Here is where 303 Creative comes in. Taking the same law from Masterpiece, Colorado in 303 Creative is requiring web-designer Lorie Smith to create websites celebrating same-sex weddings in violation of her religious beliefs—even though Lorie won’t create those websites for anyone, whether gay or straight. Full disclosure: I and other attorneys at Alliance Defending Freedom represent Lorie Smith and 303 Creative. Meanwhile, Colorado allows secular artists to decline to create artwork they won’t make for anyone—such as websites saying “God is Dead.”

But this creates an enormous comparability problem. Colorado is treating Lorie and her religious objection worse than secular speakers and their secular objections.

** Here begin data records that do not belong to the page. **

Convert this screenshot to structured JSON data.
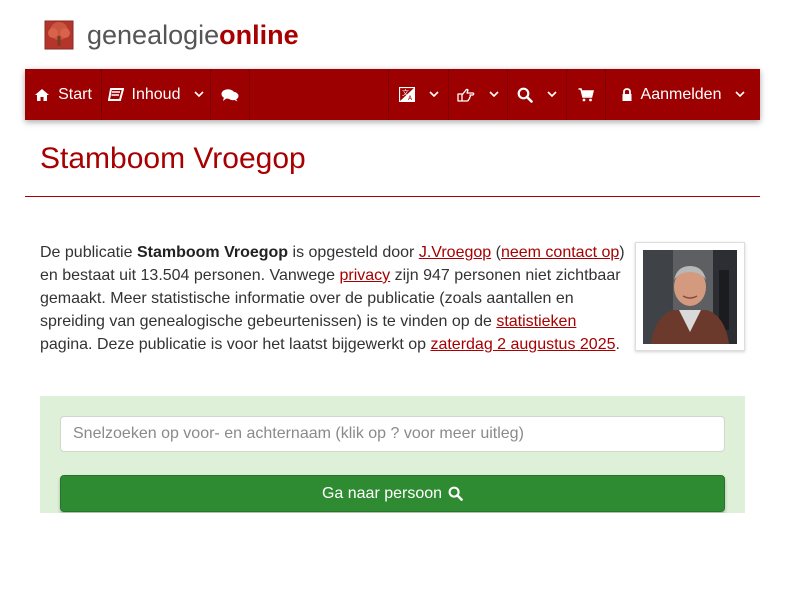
{
  "site": {
    "logo_text_a": "genealogie",
    "logo_text_b": "online"
  },
  "nav": {
    "start_label": "Start",
    "inhoud_label": "Inhoud",
    "aanmelden_label": "Aanmelden"
  },
  "page": {
    "title": "Stamboom Vroegop"
  },
  "intro": {
    "t1": "De publicatie ",
    "pub_name": "Stamboom Vroegop",
    "t2": " is opgesteld door ",
    "author_link": "J.Vroegop",
    "t3": " (",
    "contact_link": "neem contact op",
    "t4": ") en bestaat uit 13.504 personen. Vanwege ",
    "privacy_link": "privacy",
    "t5": " zijn 947 personen niet zichtbaar gemaakt. Meer statistische informatie over de publicatie (zoals aantallen en spreiding van genealogische gebeurtenissen) is te vinden op de ",
    "stats_link": "statistieken",
    "t6": " pagina. Deze publicatie is voor het laatst bijgewerkt op ",
    "date_link": "zaterdag 2 augustus 2025",
    "t7": "."
  },
  "search": {
    "placeholder": "Snelzoeken op voor- en achternaam (klik op ? voor meer uitleg)",
    "button_label": "Ga naar persoon"
  },
  "colors": {
    "brand": "#9c0000",
    "title": "#a80000",
    "panel": "#dff0d8",
    "button": "#2e8b32"
  },
  "icons": [
    "tree-icon",
    "home-icon",
    "book-icon",
    "chevron-down-icon",
    "comments-icon",
    "language-icon",
    "hand-pointer-icon",
    "search-icon",
    "cart-icon",
    "lock-icon"
  ]
}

The 10th Circuit tried to ride to the rescue, saying these declines aren’t comparable. While Colorado lets secular speakers decline websites with religious content requested by religious speakers, it still requires both secular and religious speakers to create websites celebrating same-sex weddings. Colorado’s exemptions for topics other than same-sex weddings don’t undermine Colorado’s interest in stopping only sexual-orientation discrimination.

But that response just rigs the system. It’s like officials saying their interest is in stopping COVID-spread just in churches and nowhere else. If that’s the goal, of course the government can regulate churches and exempt secular entities. But that’s not the state’s real interest. Its real interest is stopping COVID-spread everywhere.

Similarly with 303 Creative. Colorado’s interest is not stopping just sexual-orientation discrimination but in stopping discrimination based on many protected categories. And if Colorado can allow people to not speak religious messages offensive to them without undermining its goal of stopping religious discrimination, Colorado can allow people to not speak messages celebrating same-sex marriage without undermining its goal of stopping sexual-orientation discrimination. Let’s rephrase positively. Lorie doesn’t discriminate against anyone; she declines certain messages for everyone, just as Colorado allows other speakers to decline other messages they will not speak for anyone. There is no reason to single Lorie out.

In this respect, 303 Creative is a very easy case. The Supreme Court already explained that the same law was problematic when inconsistently enforced the same way against Jack Phillips. The inconsistency is even more glaring now with Lorie. Yet the 10th Circuit still blessed that inconsistency, calling Colorado’s “pro-LGBT gerrymander” both “inevitable” and permissible.

That tells us something is quite wrong with current caselaw. If the lower courts cannot figure out what’s comparable in an obvious case when the Supreme Court gave them directions already, the Supreme Court needs to give clearer directions. Or perhaps even better, the Court should overturn Smith and provide a better roadmap altogether. Hearing the 303 Creative case provides the perfect vehicle to do either.